What do greenkeepers think about the way the climate has changed? Fulford veteran Mark Mennell gives his take on the weather…

Mark Mennell has to think hard about the time he last saw what he’d call a ‘proper winter’. The veteran head greenkeeper, who began his career at York-based Fulford back in 1975, has kept a diary of conditions for more than three decades. They tell him the seasons have altered.

“They definitely seem to have moved. When I look back in the diaries, for the past three or four years the first dressing of our greens has been at the end of February and the beginning of March. If you go back 25 years ago, you wouldn’t dream of dressing then because there wasn’t any body or growth in your greens to take it in. You used to start top-dressing in mid-April. Now you have the opening to do it a bit earlier because of the climate.

“I’m one of those who still thinks that if we went back to 1685 or 1784 the yearly seasons we have now would probably be the same as we had then. Records and statistics are a lot more common now. But, in my 40-odd years, the weather has definitely changed.

“You are having warmer Novembers and Decembers and wetter Junes and Julys. You can have a bitterly cold March and April and you’d expect that to be in December and January.

“But we are finding that because of the climate the cutting season, or the fine-tuning, has gone from mid-September to mid-November. “That’s in the north of England.”

Greenkeepers have much greater access to a host of weather apps and information than when Mennell started but he’s a bit more old school when it comes to following the forecasts. “I’ve been brought up the way I have and I haven’t become too technically minded. Sometimes it can put you off what you actually want to do. I look at a forecast – like the BBC – but I don’t look at an iPhone. Some of these apps, weather forecasting, don’t do what they say they are going to do. They’ve stopped me doing what I want and its ballsed up my plans.

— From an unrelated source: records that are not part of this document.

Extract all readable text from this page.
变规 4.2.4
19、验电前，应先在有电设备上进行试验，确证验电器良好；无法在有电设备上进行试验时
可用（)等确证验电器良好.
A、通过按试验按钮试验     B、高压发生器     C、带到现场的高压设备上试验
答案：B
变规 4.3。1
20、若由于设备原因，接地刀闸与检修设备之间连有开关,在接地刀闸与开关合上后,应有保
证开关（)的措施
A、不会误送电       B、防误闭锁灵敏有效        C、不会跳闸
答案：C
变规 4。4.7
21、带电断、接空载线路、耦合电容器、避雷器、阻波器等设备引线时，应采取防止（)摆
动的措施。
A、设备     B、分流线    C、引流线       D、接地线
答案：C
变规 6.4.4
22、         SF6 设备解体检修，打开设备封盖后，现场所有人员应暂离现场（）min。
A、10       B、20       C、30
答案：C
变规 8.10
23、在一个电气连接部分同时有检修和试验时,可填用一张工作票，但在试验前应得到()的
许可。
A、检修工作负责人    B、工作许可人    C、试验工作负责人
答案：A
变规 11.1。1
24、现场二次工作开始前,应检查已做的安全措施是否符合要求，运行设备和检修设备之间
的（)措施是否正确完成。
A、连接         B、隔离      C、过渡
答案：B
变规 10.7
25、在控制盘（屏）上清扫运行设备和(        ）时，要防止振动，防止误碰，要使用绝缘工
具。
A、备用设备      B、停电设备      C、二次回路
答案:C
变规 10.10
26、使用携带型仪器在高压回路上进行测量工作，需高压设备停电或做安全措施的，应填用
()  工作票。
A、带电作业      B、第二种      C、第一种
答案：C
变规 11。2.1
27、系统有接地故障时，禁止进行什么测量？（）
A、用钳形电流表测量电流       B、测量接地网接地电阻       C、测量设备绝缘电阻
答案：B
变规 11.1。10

“The lads are the other way. They look at charts and temperatures.” Even with a sceptical regard for technology, Mennell knows extreme weather is much more common. Think about a downpour of rain and the effects of course flooding come into mind. That has far greater impact on a layout than just standing water.

“You can’t get out there and cut because there’s a bit of flooding here, there and everywhere,” explains Mennell. “When you get out there, your fairways are about an inch high because they’ve grown that much. You are trying to cut it clean, you don’t and it’s leaving grass cuttings all over. You look at it and think ‘it’s disgusting’.”